The third step is to look for the above-mentioned drugs and see if the generics are on the formulary.  Some PBM formularies will exclude the generic versions of these specialty medications and drive the brand medication so that higher drug rebates can be achieved.  This may lead to a lower net cost for the client – but it needs to be reflected in substantially higher rebate guarantees and you should consider adjusting your analysis to account for higher drug prices on the PBM using this practice.
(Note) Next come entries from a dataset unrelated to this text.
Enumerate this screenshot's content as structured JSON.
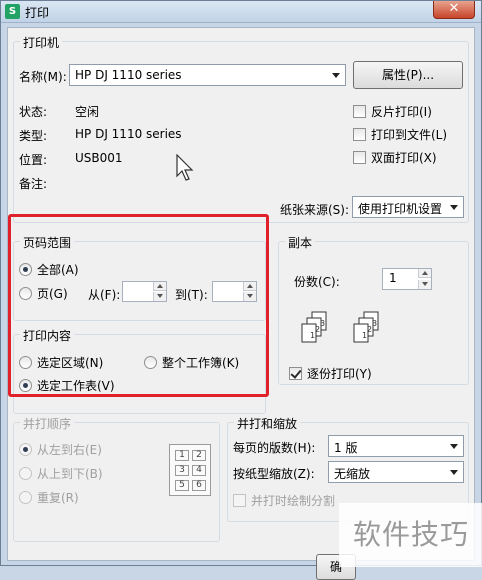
{
  "window": {
    "title": "打印",
    "app_icon_letter": "S",
    "close_glyph": "✕"
  },
  "printer": {
    "group_title": "打印机",
    "name_label": "名称(M):",
    "name_value": "HP DJ 1110 series",
    "properties_button": "属性(P)...",
    "status_label": "状态:",
    "status_value": "空闲",
    "type_label": "类型:",
    "type_value": "HP DJ 1110 series",
    "location_label": "位置:",
    "location_value": "USB001",
    "comment_label": "备注:",
    "reverse_print": "反片打印(I)",
    "print_to_file": "打印到文件(L)",
    "duplex": "双面打印(X)",
    "paper_source_label": "纸张来源(S):",
    "paper_source_value": "使用打印机设置"
  },
  "page_range": {
    "group_title": "页码范围",
    "all": "全部(A)",
    "pages": "页(G)",
    "from_label": "从(F):",
    "to_label": "到(T):"
  },
  "print_content": {
    "group_title": "打印内容",
    "selection": "选定区域(N)",
    "entire_workbook": "整个工作簿(K)",
    "selected_sheet": "选定工作表(V)"
  },
  "copies": {
    "group_title": "副本",
    "count_label": "份数(C):",
    "count_value": "1",
    "collate": "逐份打印(Y)",
    "collate_icon_pages": [
      "1",
      "2",
      "3"
    ]
  },
  "print_order": {
    "group_title": "并打顺序",
    "left_to_right": "从左到右(E)",
    "top_to_bottom": "从上到下(B)",
    "repeat": "重复(R)",
    "grid_numbers": [
      "1",
      "2",
      "3",
      "4",
      "5",
      "6"
    ]
  },
  "zoom": {
    "group_title": "并打和缩放",
    "pages_per_sheet_label": "每页的版数(H):",
    "pages_per_sheet_value": "1 版",
    "scale_to_paper_label": "按纸型缩放(Z):",
    "scale_to_paper_value": "无缩放",
    "draw_borders": "并打时绘制分割"
  },
  "ok_button_partial": "确",
  "watermark": "软件技巧",
  "colors": {
    "highlight": "#e0202a"
  }
}
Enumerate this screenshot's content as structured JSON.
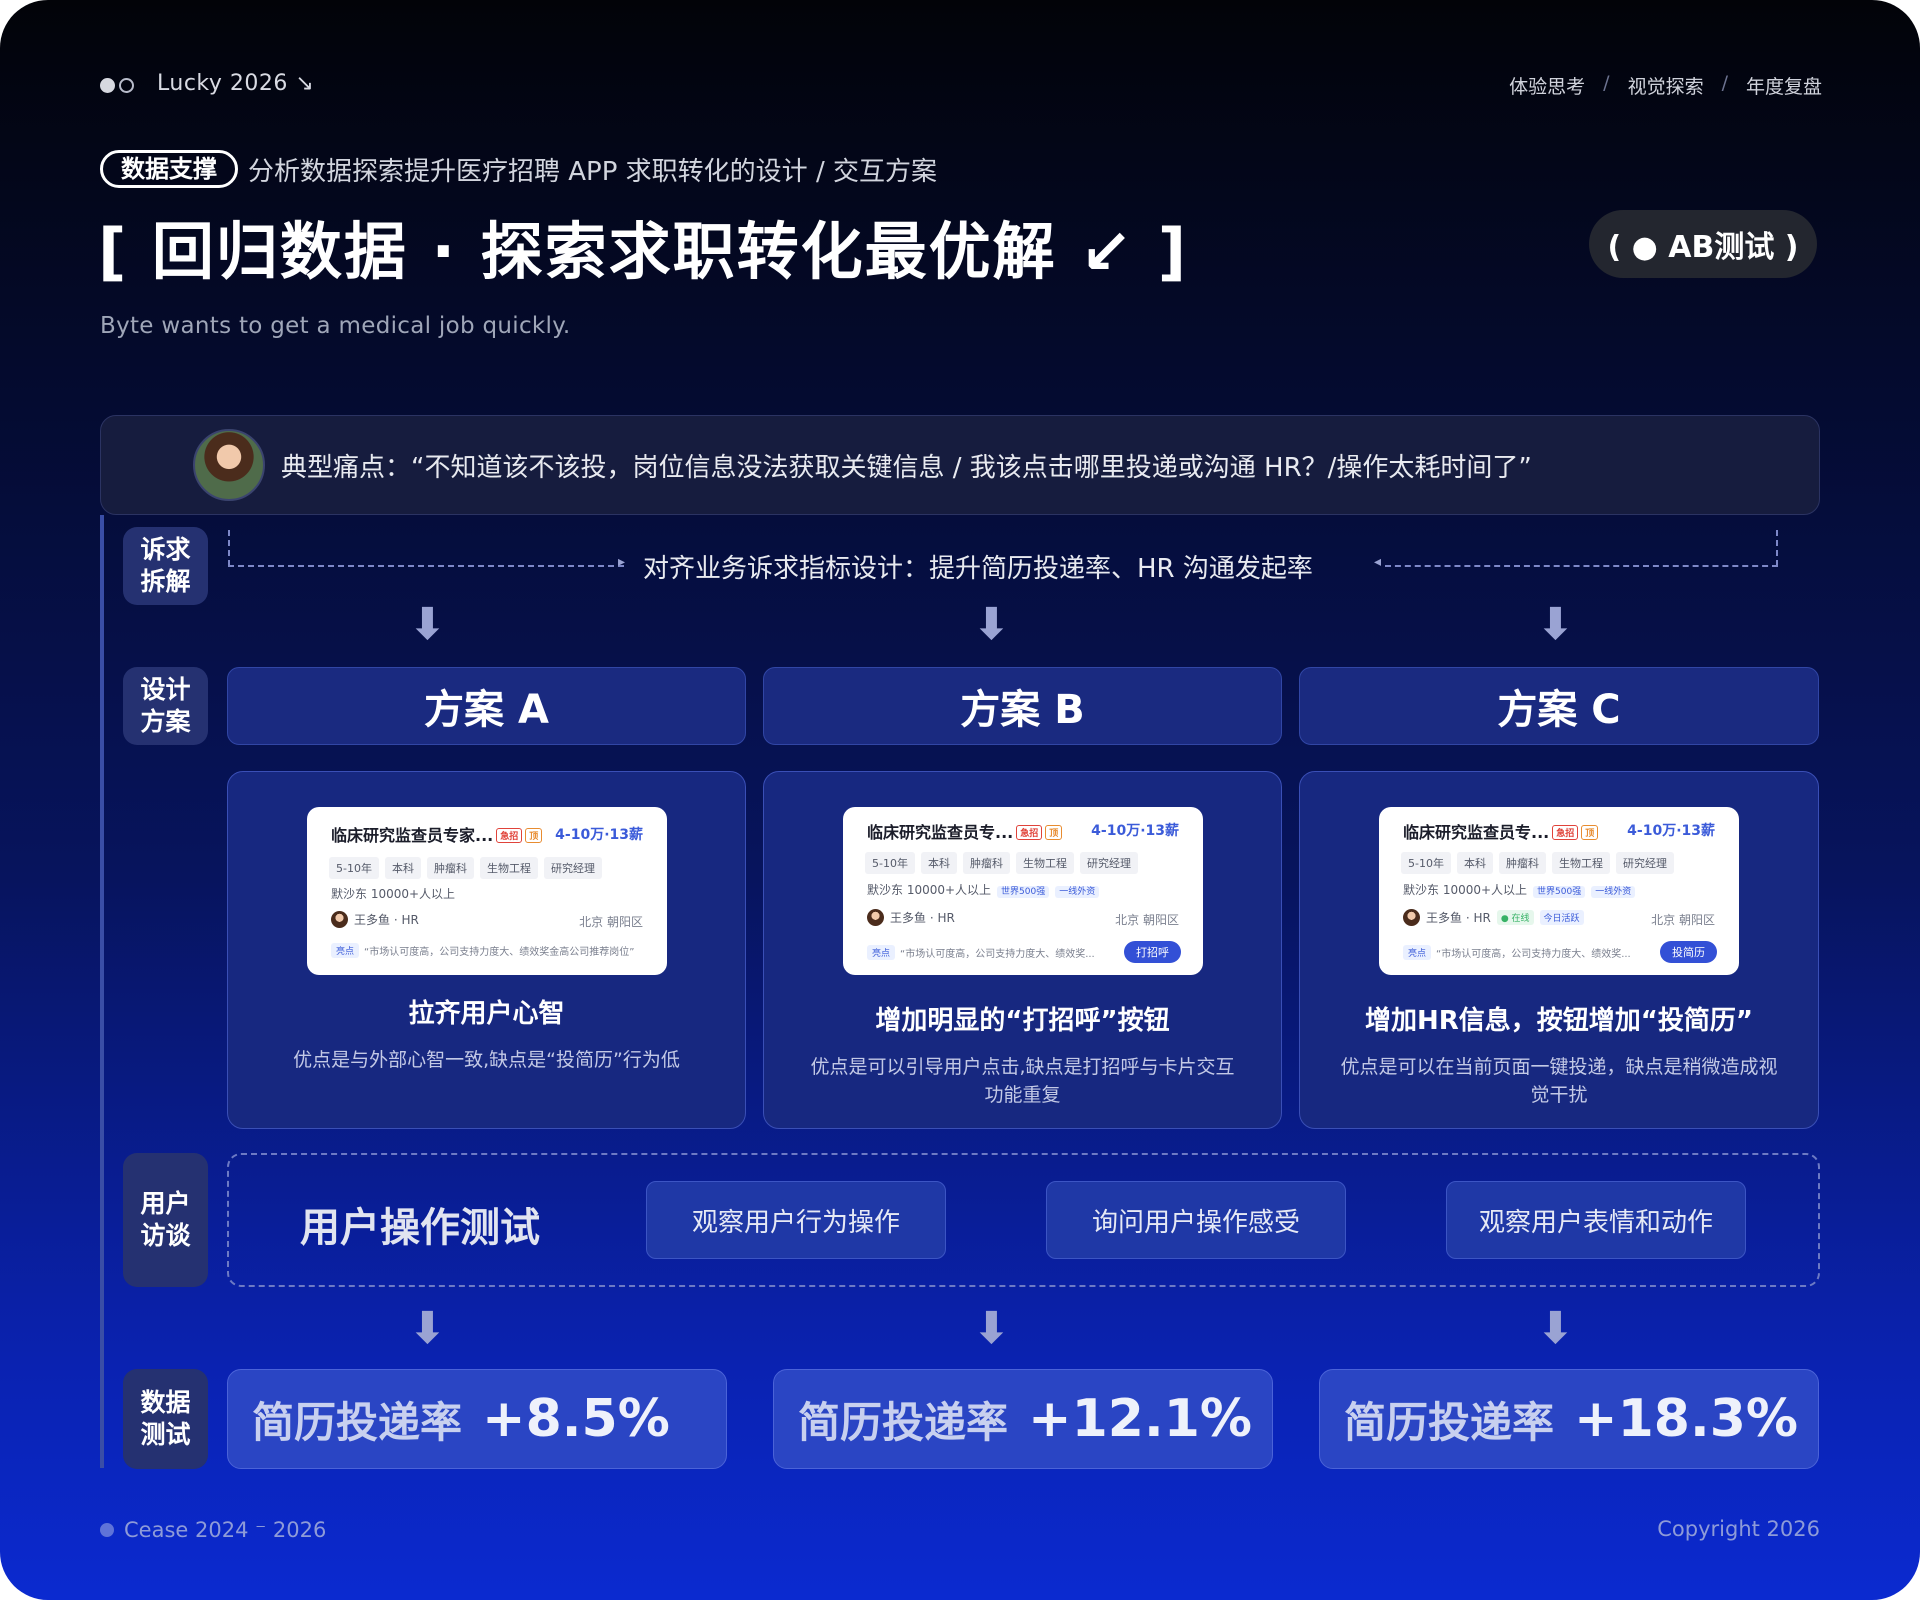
{
  "header": {
    "brand": "Lucky 2026 ↘",
    "nav": [
      "体验思考",
      "视觉探索",
      "年度复盘"
    ],
    "tag_pill": "数据支撑",
    "subtitle": "分析数据探索提升医疗招聘 APP 求职转化的设计 / 交互方案",
    "title": "[ 回归数据 · 探索求职转化最优解 ↙ ]",
    "english": "Byte wants to get a medical job quickly.",
    "ab_pill": "( ● AB测试 )"
  },
  "pain_point": {
    "text": "典型痛点：“不知道该不该投，岗位信息没法获取关键信息 / 我该点击哪里投递或沟通 HR？/操作太耗时间了”"
  },
  "side_labels": {
    "demand": "诉求\n拆解",
    "design": "设计\n方案",
    "interview": "用户\n访谈",
    "data": "数据\n测试"
  },
  "alignment": {
    "text": "对齐业务诉求指标设计：提升简历投递率、HR 沟通发起率"
  },
  "arrow_glyph": "⬇",
  "plans": [
    {
      "name": "方案 A",
      "title": "拉齐用户心智",
      "desc": "优点是与外部心智一致,缺点是“投简历”行为低",
      "card": {
        "job": "临床研究监查员专家...",
        "badge_urgent": "急招",
        "badge_top": "顶",
        "salary": "4-10万·13薪",
        "tags": [
          "5-10年",
          "本科",
          "肿瘤科",
          "生物工程",
          "研究经理"
        ],
        "company": "默沙东 10000+人以上",
        "company_tags": [],
        "hr": "王多鱼 · HR",
        "hr_status": [],
        "location": "北京 朝阳区",
        "highlight_label": "亮点",
        "highlight": "“市场认可度高，公司支持力度大、绩效奖金高公司推荐岗位”",
        "button": ""
      }
    },
    {
      "name": "方案 B",
      "title": "增加明显的“打招呼”按钮",
      "desc": "优点是可以引导用户点击,缺点是打招呼与卡片交互功能重复",
      "card": {
        "job": "临床研究监查员专...",
        "badge_urgent": "急招",
        "badge_top": "顶",
        "salary": "4-10万·13薪",
        "tags": [
          "5-10年",
          "本科",
          "肿瘤科",
          "生物工程",
          "研究经理"
        ],
        "company": "默沙东 10000+人以上",
        "company_tags": [
          "世界500强",
          "一线外资"
        ],
        "hr": "王多鱼 · HR",
        "hr_status": [],
        "location": "北京 朝阳区",
        "highlight_label": "亮点",
        "highlight": "“市场认可度高，公司支持力度大、绩效奖...",
        "button": "打招呼"
      }
    },
    {
      "name": "方案 C",
      "title": "增加HR信息，按钮增加“投简历”",
      "desc": "优点是可以在当前页面一键投递，缺点是稍微造成视觉干扰",
      "card": {
        "job": "临床研究监查员专...",
        "badge_urgent": "急招",
        "badge_top": "顶",
        "salary": "4-10万·13薪",
        "tags": [
          "5-10年",
          "本科",
          "肿瘤科",
          "生物工程",
          "研究经理"
        ],
        "company": "默沙东 10000+人以上",
        "company_tags": [
          "世界500强",
          "一线外资"
        ],
        "hr": "王多鱼 · HR",
        "hr_status": [
          "● 在线",
          "今日活跃"
        ],
        "location": "北京 朝阳区",
        "highlight_label": "亮点",
        "highlight": "“市场认可度高，公司支持力度大、绩效奖...",
        "button": "投简历"
      }
    }
  ],
  "user_test": {
    "title": "用户操作测试",
    "items": [
      "观察用户行为操作",
      "询问用户操作感受",
      "观察用户表情和动作"
    ]
  },
  "results": [
    {
      "label": "简历投递率",
      "value": "+8.5%"
    },
    {
      "label": "简历投递率",
      "value": "+12.1%"
    },
    {
      "label": "简历投递率",
      "value": "+18.3%"
    }
  ],
  "footer": {
    "left": "Cease 2024 ⁻ 2026",
    "right": "Copyright 2026"
  },
  "colors": {
    "background_top": "#020308",
    "background_bottom": "#0b2ad0",
    "accent": "#3350d6"
  }
}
Finally, you can look for NADAC-based contracts.  NADAC is not a panacea – you still need to do the work and evaluate the net cost to a client.  But if I were to define where, in my opinion, NADAC-based contracts are the most effective – it is in eliminating this contract gamesmanship of specialty generic definitions.   With the drug cost based on an independently reported (and more accurately reflected market rate) the opportunity for specialty generic manipulation is almost completely eliminated.  Only when a drug does not have a NADAC price would the client be open to manipulation – which is rare in the generic drug market.

Conclusion

In conclusion, understanding the complexities and potential pitfalls of pharmacy benefit management (PBM) contracts, especially concerning specialty medications and generic drugs, is crucial for consultants and their clients. The practice of reclassifying generic drugs as specialty medications by PBMs can lead to significant cost discrepancies and potential exploitation of clients. By grasping concepts like spread pricing, contract guarantees, and specialty drug lists, consultants can navigate these challenges more effectively. Implementing strategies such as securing specialty generic guarantees, conducting thorough comparisons, examining formularies for drug exclusions, and exploring NADAC-based contracts can help mitigate risks and protect clients from overpriced medications. With diligence and strategic planning, consultants can play a vital role in safeguarding their clients’ interests and promoting transparency and fairness in pharmaceutical pricing practices.